Le nom de Pierre Jeusset est inscrit (ses prénoms étant réduits aux initiales) sur une des plaques dédiées « aux Montrougiens morts pour la France… », situées dans le hall de la mairie.

Sa mère, Marie, Madame Veuve Jeusset, décède le 29 novembre 1961 à son domicile (là où a été arrêté son fils).

Sources :

- Claudine Cardon-Hamet, Triangles rouges à Auschwitz, Le convoi politique du 6 juillet 1942, éditions Autrement, collection mémoires, Paris 2005.
- Death Books from Auschwitz, Remnants, Musée d’État d’Auschwitz-Birkenau, K.G.Saur, 1995 ; relevé des registres (incomplets) d’actes de décès du camp d’Auschwitz dans lesquels a été inscrite, du 27 juillet 1941 au 31 décembre 1943, la mort de 68 864 détenus pour la plupart immatriculés dans le camp (sans indication du numéro attribué), tome 2, page 515.
- Site Mémorial GenWeb, 92-Montrouge, relevé de Claude Richard (08-2006).
- Bureau des archives des victimes des conflits contemporains (BAVCC), ministère de la Défense, Caen, dossier de Pierre Jeusset, cote 21.p.465.790, recherches de Ginette Petiot (message 12-2013).

MÉMOIRE VIVE

(dernière mise à jour, le 17-12-2013)

Cette notice biographique doit être considérée comme un document provisoire fondé sur les archives et témoignages connus à ce jour. Vous êtes invité à corriger les erreurs qui auraient pu s’y glisser et/ou à la compléter avec les informations dont vous disposez (en indiquant vos sources).

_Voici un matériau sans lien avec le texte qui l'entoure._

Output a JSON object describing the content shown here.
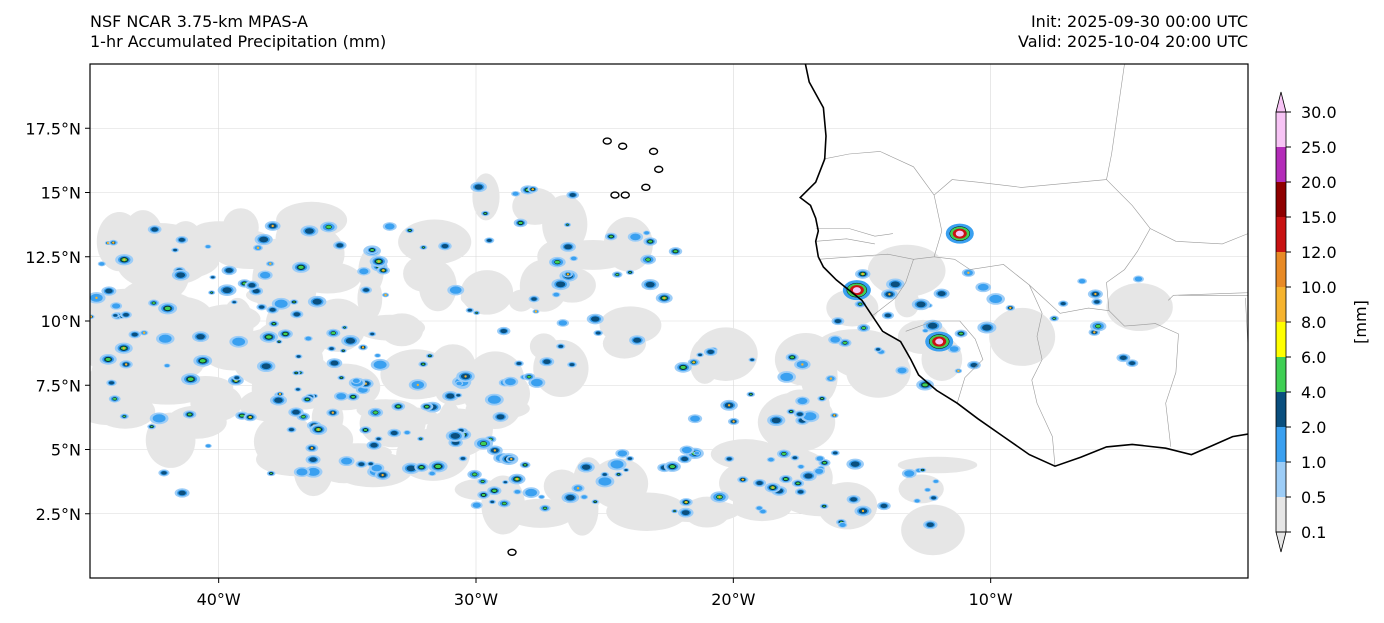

En hommage à Roger Arnould (1914-1994), Résistant, rescapé de Buchenwald, documentaliste de la FNDIRP qui a initié les recherches sur le convoi du 6 juillet 1942.

[1] Montrouge : jusqu’à la loi du 10 juillet 1964, cette commune fait partie du département de la Seine, qui inclut Paris et de nombreuses villes de la “petite couronne”, dont la “ceinture rouge” des municipalités dirigées par des maires communistes (transfert administratif effectif en janvier 1968).